Climate and Class on Campus

Damon Miller empties water that flooded his basement from a shop vac on Monday, January 29.

The high-pitched buzz of a single shop vac pierces the silence of the 24-person cooperative living house on M.A.C. Avenue. Residents discovered their basement had flooded with city sewer water on Sunday, Jan. 28.

As individual homeowners splitting shares of the house, the contract does not protect these MSU students from maintenance issues. Their house is part of the Spartan Housing Cooperative or SHC, which acts more as insurance than a governing body for the 18 houses it looks after. “If this were a landlord, we would basically be able to sue for unsafe living conditions, but this is our own house so we can’t do anything,” says House Facilities Officer Gabrielle Ahlborn.

Instead of going to class or work, these students are staying home to clean up the mess. “I’m taking 19 credits and I work two jobs,” Ahlborn said. “Some people had to skip class just so there was enough people here to clean up the water without it like really damaging any of our major appliances.”

Senior Julia Bissonette says she has taken on extra expenses buying takeout meals when the refrigerator stopped working.

A mop bucket sits in the shower room in the basement.

Residents are resorting to showering at the gym after their showers in the basement were also submerged in water.

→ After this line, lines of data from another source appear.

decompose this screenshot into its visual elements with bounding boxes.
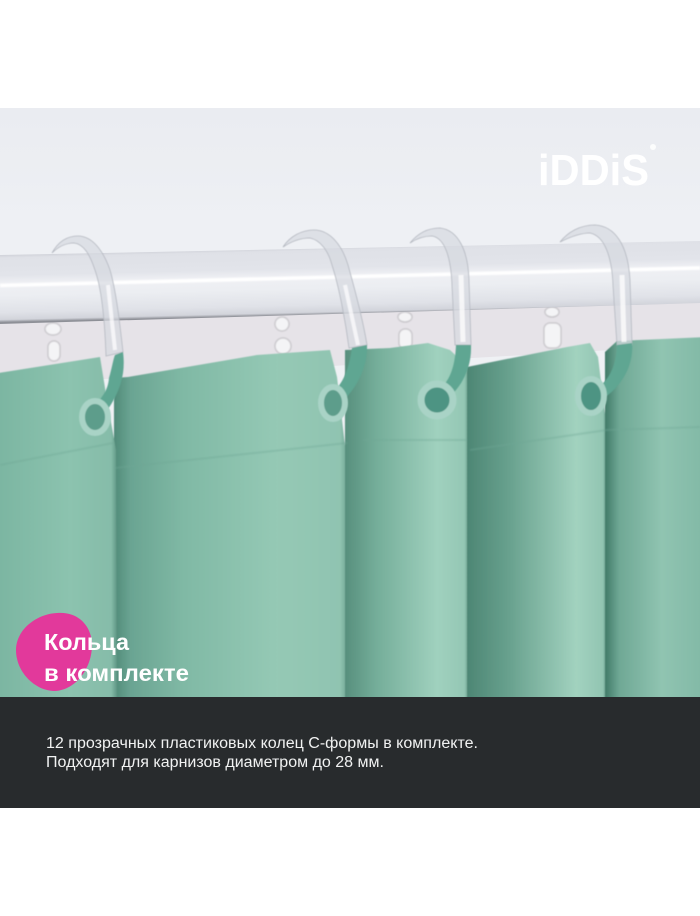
- ring 3: [410, 228, 471, 416]
- logo registered mark: [650, 144, 656, 150]
- description text: Подходят для карнизов диаметром до 28 мм.: [46, 754, 384, 771]
- hooks behind rod: [45, 307, 561, 361]
- fold 2: [114, 350, 347, 705]
- panel: description band: [0, 697, 700, 808]
- panel: product photo: [0, 108, 700, 705]
- fold 3: [345, 343, 468, 705]
- description text: [46, 735, 478, 771]
- hem stitching: [0, 427, 700, 468]
- heading: в комплекте: [44, 660, 189, 686]
- curtain folds: [0, 337, 700, 705]
- wall background: [0, 108, 700, 697]
- ring 2: [283, 230, 367, 419]
- rod highlight: [0, 268, 700, 286]
- wall shade below rod: [0, 300, 700, 385]
- ring 4: [560, 225, 632, 413]
- ring 1: [52, 236, 124, 433]
- fold 4: [467, 343, 607, 705]
- fold 1: [0, 357, 117, 705]
- rings: [52, 225, 632, 433]
- curtain rod: [0, 241, 700, 324]
- description text: 12 прозрачных пластиковых колец С-формы в комплекте.: [46, 735, 478, 752]
- logo: IDDIS: iDDiS: [538, 146, 649, 195]
- fold 5: [605, 337, 700, 705]
- heading: Кольца: [44, 629, 129, 655]
- heading: [44, 629, 189, 686]
- pink blob: [16, 613, 92, 691]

Damage to laundry machines means they are also relying on the laundry facilities of other houses in the cooperative.

Others have paid to use a laundromat. Those without a car have incurred further expenses paying for Ubers. “We’re dirt bagging it straight up,” said Ahlborn.

“We’re flooding, there’s mold growing, there’s so many basic health issues that aren’t being addressed,” Ahlborn said. “We’re getting little support from the SHC. They also have no tradespeople.”

The SHC website says, “residents own and maintain their own houses.” They have a right “to live in a room and House which are clean sanitary, and in good repair” and a responsibility “to communicate with the House and SHC when such work is needed.”

Ahlborn said their rent is rising but their house is not seeing the benefit. When residents reported the flooding basement, the cooperative suggested they mop and throw the water outside.

“This has happened before, normally when East Lansing gets heavy rain storms we know it’s coming and it comes in through our side door but now that the sewage system’s overloading it’s coming up through our drains and that’s like a health hazard as well,” Ahlborn said.

Map of the combined sewer system from the City of East Lansing Website. It estimates the M.A.C. Avenue sewer system is 80-100 years old.

East Lansing has a combined sewer system, which “combines both surface runoff (stormwater) with wastewater (sewage) and leads to a treatment plant for processing,” according to the Greater Lansing Regional Committee for Stormwater Management.

The website also says, “In rare cases, extreme rain events and/or blockages can cause combined sewers to back up through a home basement drain.

Miller vacuums water flooding out of the drain in his basement on Monday, January 29.

Flooding during the winter is becoming a trend for the entire state, according to state climatologist Dr. Jeffrey Andresen.

“Michigan’s getting warmer and it’s getting wetter,” said Dr. Andresen. “At night our minimum temperatures are increasing our warming more rapidly than the daytime max temperatures.”

The air in the atmosphere can hold more water vapor at higher temperatures, creating the conditions possible for increased precipitation, he said.

Michigan now has an average of 10-15% more precipitation on an annual basis compared to 50 years ago.

“That equates to the increase of about 3 or 4 inches extra on average,” Dr. Andresen said. “Now we have almost an extra month’s worth of precipitation each year on average.”

These precipitation events are increasing by two factors. More days of precipitation mean these events are more frequent and more precipitation per event make them more severe.

“We’re seeing our seasonal warmup in the spring occur now earlier on average than it did in the past,” Dr. Andresen said. “The other issues with those winter floods, sometimes we have frozen soils, and frozen soils don’t allow water to sink in.”

The climate has changed greatly over geologic timeframes and there is natural cycling of climate. However, the scale of change has increased with the increased scale of production.

“We are seeing changes that are unquestionably linked with human activity,” says Dr. Andresen. “You just have to look at the evidence and the data. It’s irrefutable and it should be of concern to everyone.”

The MSU students in the SHC are experiencing these effects firsthand.

“If something is done, or changes are made, it still suggests that we have the ability to at least limit the severity and the timing of some of the negative aspects of changing climate,” Dr. Andresen said.